In this part, we explain some syntax and vocabulary concepts in Pandas library. Mainly, we clarify the concepts of **Pandas Functions, Methods** and **Attributes**.

**Pandas Functions**

The Pandas library has a list of built-in functions that are designed to do a variety of operations such as reading datasets and merging data objects. 

These functions usually have the prefix pandas or pd.

In the example below, notice we used the built-in function [`read_csv()`](https://pandas.pydata.org/docs/reference/api/pandas.read_csv.html) to read a csv dataset file into a DataFrame object and assign it to a variable called `df_countries`.

In [5]:
# Import Sample DataFrame
df_countries = pd.read_csv("sample dataset.csv")

In [6]:
# Display the dataset
df_countries

Unnamed: 0,country_code,country_name,capital_city,population_size,national_day
0,CN,China,Beijing,1440297825,10/1/1949
1,AR,Argentina,Buenos Aires,45267449,7/9/1816
2,IN,India,New Delhi,1382345085,15/7/1947
3,NG,Nigeria,Abuja,206984347,1/10/1960
4,US,United States,Washington,331341050,4/7/1776


**Pandas Methods**

Pandas Methods are “**Action Oriented**” and mostly used to do something to the data object. 

In this example below, we use the [`set_index()`](https://pandas.pydata.org/docs/reference/api/pandas.DataFrame.set_index.html) method to assign the country code column to be the DataFrame index. 
Notice we needed to pass the column name as a parameter to the method.

In [None]:
# Assign the "country code" as DataFrame index
df_countries.set_index("country_code")

**Pandas Attributes**

Attributes are used to describe and find information about a given data object.

Notice how attributes don’t need to have parentheses since they don’t usually take any parameters.

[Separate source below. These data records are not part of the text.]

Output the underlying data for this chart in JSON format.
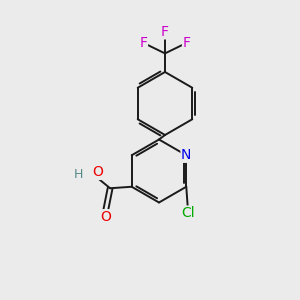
{
  "background_color": "#ebebeb",
  "bond_color": "#1a1a1a",
  "bond_width": 1.4,
  "atom_colors": {
    "F": "#cc00cc",
    "O": "#ee0000",
    "N": "#0000ee",
    "Cl": "#00aa00",
    "H": "#558888",
    "C": "#1a1a1a"
  },
  "font_size": 10,
  "figsize": [
    3.0,
    3.0
  ],
  "dpi": 100
}
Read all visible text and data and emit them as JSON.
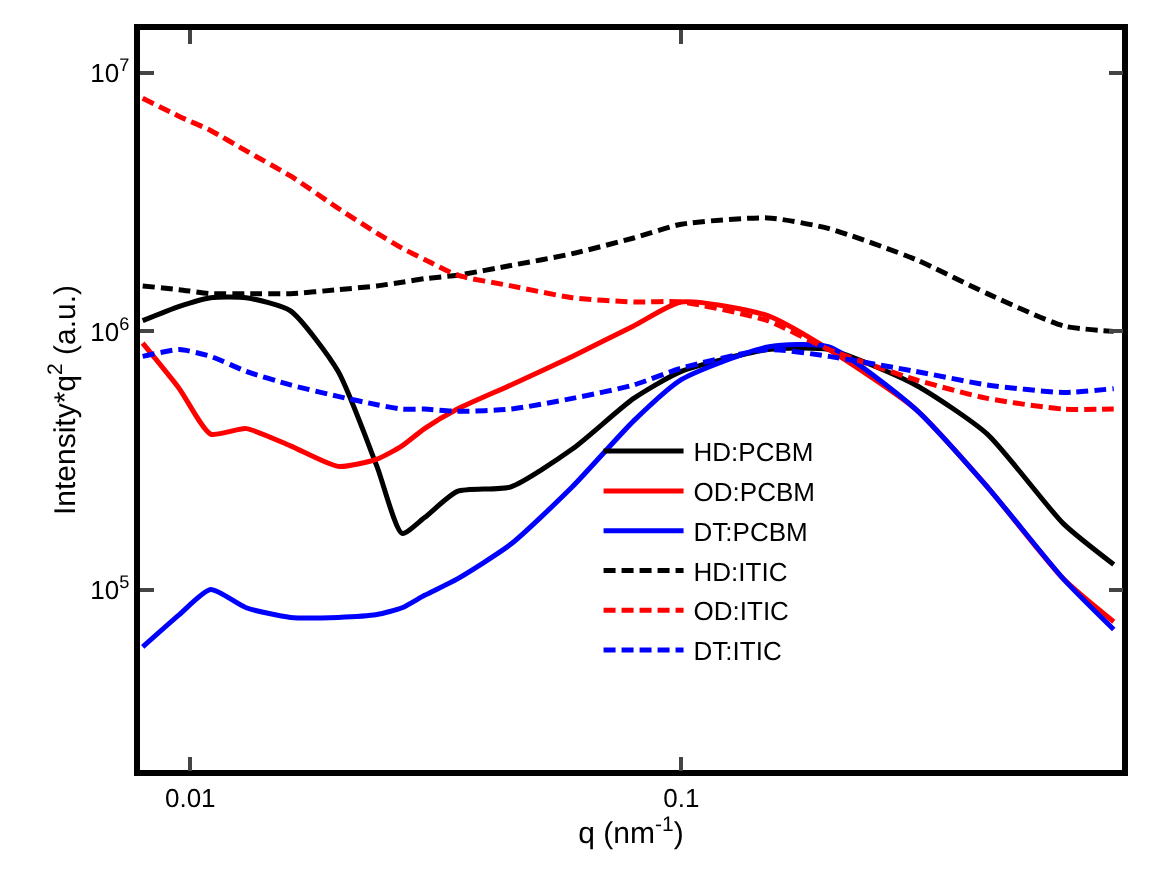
{
  "chart_data": {
    "type": "line",
    "xlabel": "q (nm$^{-1}$)",
    "ylabel": "Intensity*q$^{2}$ (a.u.)",
    "log": "xy",
    "xlim": [
      0.0079,
      0.79
    ],
    "ylim": [
      20000,
      14700000
    ],
    "xticks": [
      0.01,
      0.1
    ],
    "yticks": [
      {
        "value": 100000,
        "label": "10$^{5}$"
      },
      {
        "value": 1000000,
        "label": "10$^{6}$"
      },
      {
        "value": 10000000,
        "label": "10$^{7}$"
      }
    ],
    "legend": "bottom right",
    "marker": "none",
    "x": [
      0.008,
      0.0095,
      0.011,
      0.013,
      0.016,
      0.02,
      0.024,
      0.027,
      0.03,
      0.035,
      0.045,
      0.06,
      0.08,
      0.1,
      0.15,
      0.2,
      0.3,
      0.42,
      0.6,
      0.76
    ],
    "series": [
      {
        "name": "HD:PCBM",
        "color": "#000000",
        "line_style": "solid",
        "values": [
          1100000,
          1250000,
          1350000,
          1350000,
          1200000,
          700000,
          300000,
          165000,
          190000,
          240000,
          250000,
          350000,
          550000,
          700000,
          850000,
          850000,
          620000,
          400000,
          180000,
          125000
        ]
      },
      {
        "name": "OD:PCBM",
        "color": "#ff0000",
        "line_style": "solid",
        "values": [
          900000,
          600000,
          400000,
          420000,
          360000,
          300000,
          320000,
          360000,
          420000,
          500000,
          620000,
          800000,
          1050000,
          1300000,
          1150000,
          850000,
          500000,
          250000,
          110000,
          75000
        ]
      },
      {
        "name": "DT:PCBM",
        "color": "#0000ff",
        "line_style": "solid",
        "values": [
          60000,
          80000,
          100000,
          85000,
          78000,
          78000,
          80000,
          85000,
          95000,
          110000,
          150000,
          250000,
          450000,
          650000,
          870000,
          870000,
          500000,
          250000,
          110000,
          70000
        ]
      },
      {
        "name": "HD:ITIC",
        "color": "#000000",
        "line_style": "dashed",
        "values": [
          1500000,
          1450000,
          1400000,
          1400000,
          1400000,
          1450000,
          1500000,
          1550000,
          1600000,
          1650000,
          1800000,
          2000000,
          2300000,
          2600000,
          2750000,
          2500000,
          1900000,
          1400000,
          1050000,
          1000000
        ]
      },
      {
        "name": "OD:ITIC",
        "color": "#ff0000",
        "line_style": "dashed",
        "values": [
          8000000,
          6800000,
          6000000,
          5000000,
          4000000,
          3000000,
          2400000,
          2100000,
          1900000,
          1650000,
          1500000,
          1350000,
          1300000,
          1300000,
          1100000,
          850000,
          650000,
          550000,
          500000,
          500000
        ]
      },
      {
        "name": "DT:ITIC",
        "color": "#0000ff",
        "line_style": "dashed",
        "values": [
          800000,
          850000,
          800000,
          700000,
          620000,
          560000,
          520000,
          500000,
          500000,
          490000,
          500000,
          550000,
          620000,
          720000,
          850000,
          800000,
          700000,
          620000,
          580000,
          600000
        ]
      }
    ]
  }
}
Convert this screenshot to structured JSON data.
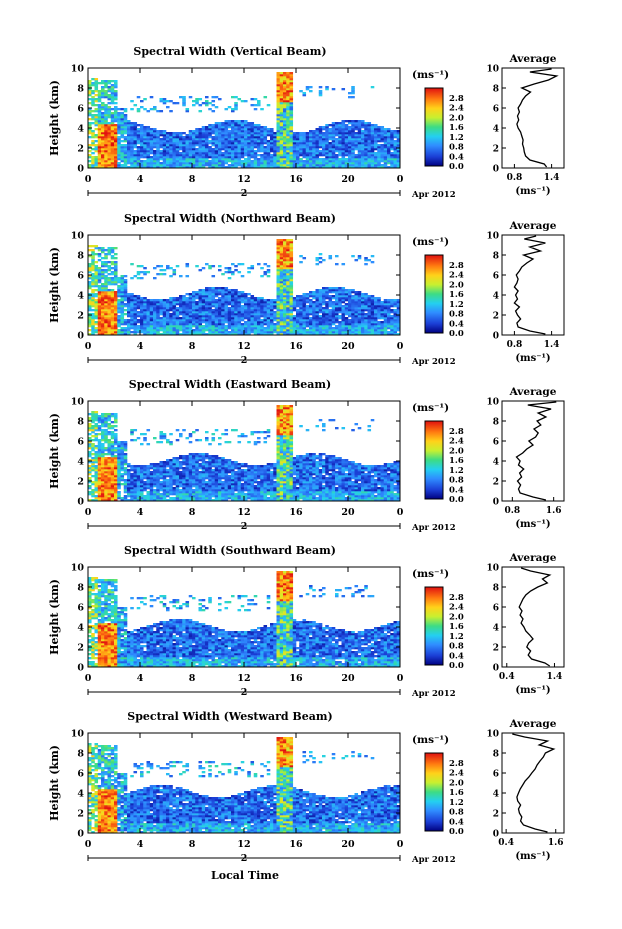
{
  "figure": {
    "xlabel": "Local Time",
    "date_label": "Apr 2012",
    "day_label": "2"
  },
  "chart_data": [
    {
      "type": "heatmap",
      "title": "Spectral Width (Vertical Beam)",
      "ylabel": "Height (km)",
      "x_ticks": [
        "0",
        "4",
        "8",
        "12",
        "16",
        "20",
        "0"
      ],
      "y_ticks": [
        "0",
        "2",
        "4",
        "6",
        "8",
        "10"
      ],
      "xlim": [
        0,
        24
      ],
      "ylim": [
        0,
        10
      ],
      "colorbar_unit": "(ms⁻¹)",
      "colorbar_ticks": [
        "0.0",
        "0.4",
        "0.8",
        "1.2",
        "1.6",
        "2.0",
        "2.4",
        "2.8"
      ],
      "colorbar_range": [
        0,
        3.2
      ],
      "avg": {
        "title": "Average",
        "xlabel": "(ms⁻¹)",
        "x_ticks": [
          "0.8",
          "1.4"
        ],
        "xlim": [
          0.6,
          1.6
        ],
        "y_ticks": [
          "0",
          "2",
          "4",
          "6",
          "8",
          "10"
        ],
        "ylim": [
          0,
          10
        ],
        "heights": [
          0.1,
          0.4,
          0.8,
          1.2,
          1.6,
          2.0,
          2.4,
          2.8,
          3.2,
          3.6,
          4.0,
          4.4,
          4.8,
          5.2,
          5.6,
          6.0,
          6.4,
          6.8,
          7.2,
          7.6,
          8.0,
          8.4,
          8.8,
          9.2,
          9.6,
          9.9
        ],
        "values": [
          1.32,
          1.28,
          1.05,
          0.98,
          0.96,
          0.95,
          0.93,
          0.94,
          0.92,
          0.9,
          0.86,
          0.84,
          0.87,
          0.85,
          0.88,
          0.86,
          0.9,
          0.93,
          0.98,
          1.06,
          0.92,
          1.12,
          1.35,
          1.48,
          1.05,
          1.4
        ]
      }
    },
    {
      "type": "heatmap",
      "title": "Spectral Width (Northward Beam)",
      "ylabel": "Height (km)",
      "x_ticks": [
        "0",
        "4",
        "8",
        "12",
        "16",
        "20",
        "0"
      ],
      "y_ticks": [
        "0",
        "2",
        "4",
        "6",
        "8",
        "10"
      ],
      "xlim": [
        0,
        24
      ],
      "ylim": [
        0,
        10
      ],
      "colorbar_unit": "(ms⁻¹)",
      "colorbar_ticks": [
        "0.0",
        "0.4",
        "0.8",
        "1.2",
        "1.6",
        "2.0",
        "2.4",
        "2.8"
      ],
      "colorbar_range": [
        0,
        3.2
      ],
      "avg": {
        "title": "Average",
        "xlabel": "(ms⁻¹)",
        "x_ticks": [
          "0.8",
          "1.4"
        ],
        "xlim": [
          0.6,
          1.6
        ],
        "y_ticks": [
          "0",
          "2",
          "4",
          "6",
          "8",
          "10"
        ],
        "ylim": [
          0,
          10
        ],
        "heights": [
          0.1,
          0.4,
          0.8,
          1.2,
          1.6,
          2.0,
          2.4,
          2.8,
          3.2,
          3.6,
          4.0,
          4.4,
          4.8,
          5.2,
          5.6,
          6.0,
          6.4,
          6.8,
          7.2,
          7.6,
          8.0,
          8.4,
          8.8,
          9.2,
          9.6,
          9.9
        ],
        "values": [
          1.3,
          1.05,
          0.86,
          0.84,
          0.9,
          0.85,
          0.82,
          0.88,
          0.8,
          0.85,
          0.82,
          0.86,
          0.8,
          0.84,
          0.86,
          0.83,
          0.88,
          0.92,
          1.0,
          1.1,
          0.95,
          1.22,
          1.05,
          1.3,
          0.96,
          1.15
        ]
      }
    },
    {
      "type": "heatmap",
      "title": "Spectral Width (Eastward Beam)",
      "ylabel": "Height (km)",
      "x_ticks": [
        "0",
        "4",
        "8",
        "12",
        "16",
        "20",
        "0"
      ],
      "y_ticks": [
        "0",
        "2",
        "4",
        "6",
        "8",
        "10"
      ],
      "xlim": [
        0,
        24
      ],
      "ylim": [
        0,
        10
      ],
      "colorbar_unit": "(ms⁻¹)",
      "colorbar_ticks": [
        "0.0",
        "0.4",
        "0.8",
        "1.2",
        "1.6",
        "2.0",
        "2.4",
        "2.8"
      ],
      "colorbar_range": [
        0,
        3.2
      ],
      "avg": {
        "title": "Average",
        "xlabel": "(ms⁻¹)",
        "x_ticks": [
          "0.8",
          "1.6"
        ],
        "xlim": [
          0.6,
          1.8
        ],
        "y_ticks": [
          "0",
          "2",
          "4",
          "6",
          "8",
          "10"
        ],
        "ylim": [
          0,
          10
        ],
        "heights": [
          0.1,
          0.4,
          0.8,
          1.2,
          1.6,
          2.0,
          2.4,
          2.8,
          3.2,
          3.6,
          4.0,
          4.4,
          4.8,
          5.2,
          5.6,
          6.0,
          6.4,
          6.8,
          7.2,
          7.6,
          8.0,
          8.4,
          8.8,
          9.2,
          9.6,
          9.9
        ],
        "values": [
          1.45,
          1.2,
          0.95,
          0.92,
          0.96,
          0.9,
          0.98,
          0.94,
          1.02,
          0.92,
          0.95,
          0.88,
          1.0,
          1.08,
          1.2,
          1.12,
          1.25,
          1.3,
          1.22,
          1.35,
          1.28,
          1.45,
          1.3,
          1.55,
          1.1,
          1.65
        ]
      }
    },
    {
      "type": "heatmap",
      "title": "Spectral Width (Southward Beam)",
      "ylabel": "Height (km)",
      "x_ticks": [
        "0",
        "4",
        "8",
        "12",
        "16",
        "20",
        "0"
      ],
      "y_ticks": [
        "0",
        "2",
        "4",
        "6",
        "8",
        "10"
      ],
      "xlim": [
        0,
        24
      ],
      "ylim": [
        0,
        10
      ],
      "colorbar_unit": "(ms⁻¹)",
      "colorbar_ticks": [
        "0.0",
        "0.4",
        "0.8",
        "1.2",
        "1.6",
        "2.0",
        "2.4",
        "2.8"
      ],
      "colorbar_range": [
        0,
        3.2
      ],
      "avg": {
        "title": "Average",
        "xlabel": "(ms⁻¹)",
        "x_ticks": [
          "0.4",
          "1.4"
        ],
        "xlim": [
          0.3,
          1.6
        ],
        "y_ticks": [
          "0",
          "2",
          "4",
          "6",
          "8",
          "10"
        ],
        "ylim": [
          0,
          10
        ],
        "heights": [
          0.1,
          0.4,
          0.8,
          1.2,
          1.6,
          2.0,
          2.4,
          2.8,
          3.2,
          3.6,
          4.0,
          4.4,
          4.8,
          5.2,
          5.6,
          6.0,
          6.4,
          6.8,
          7.2,
          7.6,
          8.0,
          8.4,
          8.8,
          9.2,
          9.6,
          9.9
        ],
        "values": [
          1.3,
          1.2,
          0.92,
          0.85,
          0.9,
          0.82,
          0.86,
          0.95,
          0.88,
          0.8,
          0.76,
          0.7,
          0.74,
          0.68,
          0.72,
          0.66,
          0.7,
          0.74,
          0.8,
          0.9,
          1.05,
          1.25,
          1.15,
          1.3,
          0.9,
          0.7
        ]
      }
    },
    {
      "type": "heatmap",
      "title": "Spectral Width (Westward Beam)",
      "ylabel": "Height (km)",
      "x_ticks": [
        "0",
        "4",
        "8",
        "12",
        "16",
        "20",
        "0"
      ],
      "y_ticks": [
        "0",
        "2",
        "4",
        "6",
        "8",
        "10"
      ],
      "xlim": [
        0,
        24
      ],
      "ylim": [
        0,
        10
      ],
      "colorbar_unit": "(ms⁻¹)",
      "colorbar_ticks": [
        "0.0",
        "0.4",
        "0.8",
        "1.2",
        "1.6",
        "2.0",
        "2.4",
        "2.8"
      ],
      "colorbar_range": [
        0,
        3.2
      ],
      "avg": {
        "title": "Average",
        "xlabel": "(ms⁻¹)",
        "x_ticks": [
          "0.4",
          "1.6"
        ],
        "xlim": [
          0.3,
          1.8
        ],
        "y_ticks": [
          "0",
          "2",
          "4",
          "6",
          "8",
          "10"
        ],
        "ylim": [
          0,
          10
        ],
        "heights": [
          0.1,
          0.4,
          0.8,
          1.2,
          1.6,
          2.0,
          2.4,
          2.8,
          3.2,
          3.6,
          4.0,
          4.4,
          4.8,
          5.2,
          5.6,
          6.0,
          6.4,
          6.8,
          7.2,
          7.6,
          8.0,
          8.4,
          8.8,
          9.2,
          9.6,
          9.9
        ],
        "values": [
          1.4,
          1.1,
          0.82,
          0.75,
          0.78,
          0.72,
          0.7,
          0.75,
          0.68,
          0.66,
          0.7,
          0.74,
          0.8,
          0.86,
          0.95,
          1.02,
          1.1,
          1.15,
          1.22,
          1.3,
          1.35,
          1.55,
          1.2,
          1.4,
          0.85,
          0.55
        ]
      }
    }
  ]
}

In the examples below, notice how we used the attribute [`shape`](https://pandas.pydata.org/pandas-docs/version/0.23/generated/pandas.DataFrame.shape.html) to find out the dimensions of our DataFrame object. The dimension basically tells us how many rows and records there are in our dataframe.

In [8]:
# Display the dimensions of countries DataFrame
df_countries.shape

(5, 5)